Cuando abrió los ojos, sintió que alguien estaba junto a ella. Se incorporó y vio la silueta de Magdalena. En silencio, la miraba fijamente, con los hombros encogidos y los ojos brillantes. Su boca se torcía en un gesto extraño y los pies que asomaban por debajo de su falda estaban rojos, hinchados, brillantes y latían como prontos a estallar.

Magdalena ¿Por qué volviste? Podías haber esperado…

Brenda se acercó a la posadera e intentó abrazarla, pero la mujer la apartó con un ademán enérgico.

¿Qué te ocurre?

Su amiga encogió los hombros, de modo que su cabeza apenas asomó entre ellos. Tenía las pupilas dilatadas, respiraba agitadamente y su pecho se hundía hacia adentro cuando soltaba el aire.
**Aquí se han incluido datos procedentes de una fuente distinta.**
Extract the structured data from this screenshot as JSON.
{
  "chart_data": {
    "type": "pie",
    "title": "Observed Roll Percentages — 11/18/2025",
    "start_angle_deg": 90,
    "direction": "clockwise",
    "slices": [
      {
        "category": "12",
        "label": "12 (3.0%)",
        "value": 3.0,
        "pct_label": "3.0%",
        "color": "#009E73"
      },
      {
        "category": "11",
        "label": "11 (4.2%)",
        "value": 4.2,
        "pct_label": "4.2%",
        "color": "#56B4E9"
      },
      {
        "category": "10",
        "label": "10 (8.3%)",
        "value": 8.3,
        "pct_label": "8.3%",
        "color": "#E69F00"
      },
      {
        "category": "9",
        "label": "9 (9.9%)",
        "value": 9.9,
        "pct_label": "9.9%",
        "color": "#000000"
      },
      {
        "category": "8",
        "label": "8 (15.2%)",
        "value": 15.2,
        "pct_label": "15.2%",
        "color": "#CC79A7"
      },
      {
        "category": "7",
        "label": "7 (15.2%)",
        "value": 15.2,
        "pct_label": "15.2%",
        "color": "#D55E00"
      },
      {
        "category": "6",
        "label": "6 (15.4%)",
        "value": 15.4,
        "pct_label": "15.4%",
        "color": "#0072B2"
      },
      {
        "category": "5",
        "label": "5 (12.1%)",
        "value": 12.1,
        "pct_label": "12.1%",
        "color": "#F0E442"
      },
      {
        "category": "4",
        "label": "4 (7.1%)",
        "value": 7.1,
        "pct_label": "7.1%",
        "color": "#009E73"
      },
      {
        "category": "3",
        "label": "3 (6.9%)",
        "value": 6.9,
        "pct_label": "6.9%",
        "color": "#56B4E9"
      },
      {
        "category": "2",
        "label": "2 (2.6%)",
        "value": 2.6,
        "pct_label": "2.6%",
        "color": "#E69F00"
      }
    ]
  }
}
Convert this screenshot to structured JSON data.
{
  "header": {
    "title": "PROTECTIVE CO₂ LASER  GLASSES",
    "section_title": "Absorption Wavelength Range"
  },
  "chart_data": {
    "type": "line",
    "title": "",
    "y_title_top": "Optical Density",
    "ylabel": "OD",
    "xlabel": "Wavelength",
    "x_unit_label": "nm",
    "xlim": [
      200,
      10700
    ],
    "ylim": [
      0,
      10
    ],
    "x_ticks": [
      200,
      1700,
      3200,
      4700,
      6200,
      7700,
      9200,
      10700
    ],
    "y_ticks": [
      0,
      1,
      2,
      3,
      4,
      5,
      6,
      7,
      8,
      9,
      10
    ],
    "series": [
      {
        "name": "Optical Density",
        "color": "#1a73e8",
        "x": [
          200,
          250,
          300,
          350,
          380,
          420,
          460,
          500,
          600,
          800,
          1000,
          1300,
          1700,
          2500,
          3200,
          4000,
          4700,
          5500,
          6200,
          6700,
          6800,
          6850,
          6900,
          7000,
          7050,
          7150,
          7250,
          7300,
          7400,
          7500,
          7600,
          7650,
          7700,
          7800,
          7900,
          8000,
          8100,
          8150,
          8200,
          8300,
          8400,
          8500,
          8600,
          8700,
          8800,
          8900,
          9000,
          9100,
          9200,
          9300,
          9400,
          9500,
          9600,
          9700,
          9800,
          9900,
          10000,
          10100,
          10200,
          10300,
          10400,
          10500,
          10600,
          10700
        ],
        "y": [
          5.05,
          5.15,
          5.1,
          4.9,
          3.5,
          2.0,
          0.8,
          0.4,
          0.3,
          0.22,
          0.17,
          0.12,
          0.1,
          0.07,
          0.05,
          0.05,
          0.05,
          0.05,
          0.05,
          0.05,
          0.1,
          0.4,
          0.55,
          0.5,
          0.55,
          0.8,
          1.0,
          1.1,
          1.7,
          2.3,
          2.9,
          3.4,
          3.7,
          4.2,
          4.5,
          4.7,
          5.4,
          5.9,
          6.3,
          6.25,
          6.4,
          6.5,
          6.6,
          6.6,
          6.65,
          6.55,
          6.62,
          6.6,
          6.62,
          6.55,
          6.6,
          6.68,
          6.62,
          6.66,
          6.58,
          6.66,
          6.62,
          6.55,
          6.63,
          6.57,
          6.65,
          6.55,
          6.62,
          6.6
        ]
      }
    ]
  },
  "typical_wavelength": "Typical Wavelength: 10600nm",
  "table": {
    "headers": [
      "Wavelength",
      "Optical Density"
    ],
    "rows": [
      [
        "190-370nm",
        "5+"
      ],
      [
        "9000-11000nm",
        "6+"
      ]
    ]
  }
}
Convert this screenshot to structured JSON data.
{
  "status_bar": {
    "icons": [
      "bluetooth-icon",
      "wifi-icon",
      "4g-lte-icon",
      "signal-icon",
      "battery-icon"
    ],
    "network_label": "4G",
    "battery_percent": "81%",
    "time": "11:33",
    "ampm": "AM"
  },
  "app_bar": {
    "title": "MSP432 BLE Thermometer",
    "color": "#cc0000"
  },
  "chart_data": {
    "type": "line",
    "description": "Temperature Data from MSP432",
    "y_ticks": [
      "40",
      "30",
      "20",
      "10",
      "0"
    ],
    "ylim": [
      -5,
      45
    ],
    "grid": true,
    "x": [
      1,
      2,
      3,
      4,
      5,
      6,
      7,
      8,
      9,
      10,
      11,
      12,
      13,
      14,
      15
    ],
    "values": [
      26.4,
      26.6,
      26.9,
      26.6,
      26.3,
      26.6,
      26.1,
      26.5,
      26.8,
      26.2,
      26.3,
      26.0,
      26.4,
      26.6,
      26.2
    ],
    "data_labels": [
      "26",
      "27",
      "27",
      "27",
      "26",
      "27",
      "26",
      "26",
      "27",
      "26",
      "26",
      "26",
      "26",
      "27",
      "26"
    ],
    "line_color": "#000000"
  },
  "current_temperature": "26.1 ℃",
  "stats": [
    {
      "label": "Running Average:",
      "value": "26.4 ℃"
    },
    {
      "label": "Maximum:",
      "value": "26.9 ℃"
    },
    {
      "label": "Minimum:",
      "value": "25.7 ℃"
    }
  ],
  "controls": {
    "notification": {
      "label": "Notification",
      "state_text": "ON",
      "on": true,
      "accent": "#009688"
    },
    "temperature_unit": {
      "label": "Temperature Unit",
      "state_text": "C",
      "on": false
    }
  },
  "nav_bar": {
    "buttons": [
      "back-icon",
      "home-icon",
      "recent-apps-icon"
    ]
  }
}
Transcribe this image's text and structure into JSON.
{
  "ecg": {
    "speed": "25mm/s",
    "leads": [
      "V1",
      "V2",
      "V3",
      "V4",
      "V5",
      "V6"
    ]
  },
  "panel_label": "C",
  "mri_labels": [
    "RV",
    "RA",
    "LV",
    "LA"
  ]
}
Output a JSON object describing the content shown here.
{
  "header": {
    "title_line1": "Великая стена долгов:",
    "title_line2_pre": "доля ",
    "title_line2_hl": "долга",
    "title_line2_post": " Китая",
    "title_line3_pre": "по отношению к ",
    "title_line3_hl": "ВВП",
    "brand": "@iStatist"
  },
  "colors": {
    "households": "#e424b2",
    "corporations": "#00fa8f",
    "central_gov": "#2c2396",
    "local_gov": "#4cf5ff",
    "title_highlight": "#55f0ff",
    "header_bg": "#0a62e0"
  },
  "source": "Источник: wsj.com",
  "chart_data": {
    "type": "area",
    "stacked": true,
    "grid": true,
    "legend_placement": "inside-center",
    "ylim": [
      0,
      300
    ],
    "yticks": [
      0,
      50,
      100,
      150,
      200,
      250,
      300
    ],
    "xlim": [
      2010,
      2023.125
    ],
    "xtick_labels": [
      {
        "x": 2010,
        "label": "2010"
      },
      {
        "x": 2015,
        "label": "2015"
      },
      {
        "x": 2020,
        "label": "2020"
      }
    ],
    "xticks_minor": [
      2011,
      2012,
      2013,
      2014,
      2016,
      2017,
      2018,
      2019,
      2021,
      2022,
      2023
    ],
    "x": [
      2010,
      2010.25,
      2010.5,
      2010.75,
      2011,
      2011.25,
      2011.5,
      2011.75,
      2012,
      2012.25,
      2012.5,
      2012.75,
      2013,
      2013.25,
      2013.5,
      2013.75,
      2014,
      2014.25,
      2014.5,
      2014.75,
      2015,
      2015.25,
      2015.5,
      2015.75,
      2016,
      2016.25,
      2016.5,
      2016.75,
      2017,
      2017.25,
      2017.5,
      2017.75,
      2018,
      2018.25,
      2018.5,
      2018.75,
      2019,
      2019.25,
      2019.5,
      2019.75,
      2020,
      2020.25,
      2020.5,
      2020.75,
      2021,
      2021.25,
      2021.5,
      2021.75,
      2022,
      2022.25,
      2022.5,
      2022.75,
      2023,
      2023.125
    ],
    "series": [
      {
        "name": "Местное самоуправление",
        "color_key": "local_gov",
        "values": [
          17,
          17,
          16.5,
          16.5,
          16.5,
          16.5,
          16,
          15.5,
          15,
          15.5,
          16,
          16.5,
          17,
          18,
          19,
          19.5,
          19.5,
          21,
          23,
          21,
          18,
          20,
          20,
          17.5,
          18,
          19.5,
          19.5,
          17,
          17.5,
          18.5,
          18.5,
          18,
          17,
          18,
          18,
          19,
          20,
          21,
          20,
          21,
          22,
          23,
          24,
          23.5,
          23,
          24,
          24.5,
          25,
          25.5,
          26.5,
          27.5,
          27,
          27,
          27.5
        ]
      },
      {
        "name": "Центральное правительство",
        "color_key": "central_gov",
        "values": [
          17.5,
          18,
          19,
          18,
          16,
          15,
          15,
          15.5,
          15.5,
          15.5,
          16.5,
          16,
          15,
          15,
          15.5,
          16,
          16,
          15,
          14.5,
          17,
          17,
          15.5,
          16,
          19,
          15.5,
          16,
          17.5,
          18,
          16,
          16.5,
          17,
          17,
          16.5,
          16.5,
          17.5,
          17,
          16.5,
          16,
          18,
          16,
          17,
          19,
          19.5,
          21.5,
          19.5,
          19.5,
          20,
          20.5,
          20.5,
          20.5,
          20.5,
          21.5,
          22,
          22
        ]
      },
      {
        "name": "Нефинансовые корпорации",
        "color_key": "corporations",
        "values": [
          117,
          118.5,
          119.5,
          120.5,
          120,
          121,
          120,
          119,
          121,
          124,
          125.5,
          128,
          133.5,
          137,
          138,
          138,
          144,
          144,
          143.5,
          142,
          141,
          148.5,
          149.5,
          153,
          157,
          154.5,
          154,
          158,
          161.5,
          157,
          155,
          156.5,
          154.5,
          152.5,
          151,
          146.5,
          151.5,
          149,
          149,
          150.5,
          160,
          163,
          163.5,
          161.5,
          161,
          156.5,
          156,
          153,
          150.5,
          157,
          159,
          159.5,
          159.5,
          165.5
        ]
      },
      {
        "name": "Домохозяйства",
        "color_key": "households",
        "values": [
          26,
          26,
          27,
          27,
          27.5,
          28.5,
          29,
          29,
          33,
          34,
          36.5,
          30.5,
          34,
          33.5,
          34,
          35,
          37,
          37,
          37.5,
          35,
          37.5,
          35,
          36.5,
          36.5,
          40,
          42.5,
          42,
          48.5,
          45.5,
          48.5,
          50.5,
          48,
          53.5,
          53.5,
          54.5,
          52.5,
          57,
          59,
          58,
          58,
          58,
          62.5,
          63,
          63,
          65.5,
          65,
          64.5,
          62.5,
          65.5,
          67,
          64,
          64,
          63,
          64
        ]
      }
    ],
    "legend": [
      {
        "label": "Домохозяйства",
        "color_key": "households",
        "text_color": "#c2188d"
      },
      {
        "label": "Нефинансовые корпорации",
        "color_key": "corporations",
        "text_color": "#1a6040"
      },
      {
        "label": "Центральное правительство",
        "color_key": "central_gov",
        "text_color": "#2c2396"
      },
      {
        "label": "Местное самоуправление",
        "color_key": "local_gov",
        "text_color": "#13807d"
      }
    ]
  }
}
Brenda sabía que aquellos pies rojos indicaban furia, odio paralizante, locura; se arrodilló junto a ella

Soy tu amiga, te quiero. Debo saber qué pasa.

La mujer se volvió y la miró fijamente; debajo de los párpados abotagados, los ojos se veían pequeños, lejanos. .

¡Mataste a Erick! — exclamó — su cuerpo está flotando entre la luna y la tierra y el cadáver le grita a todos que eres la asesina.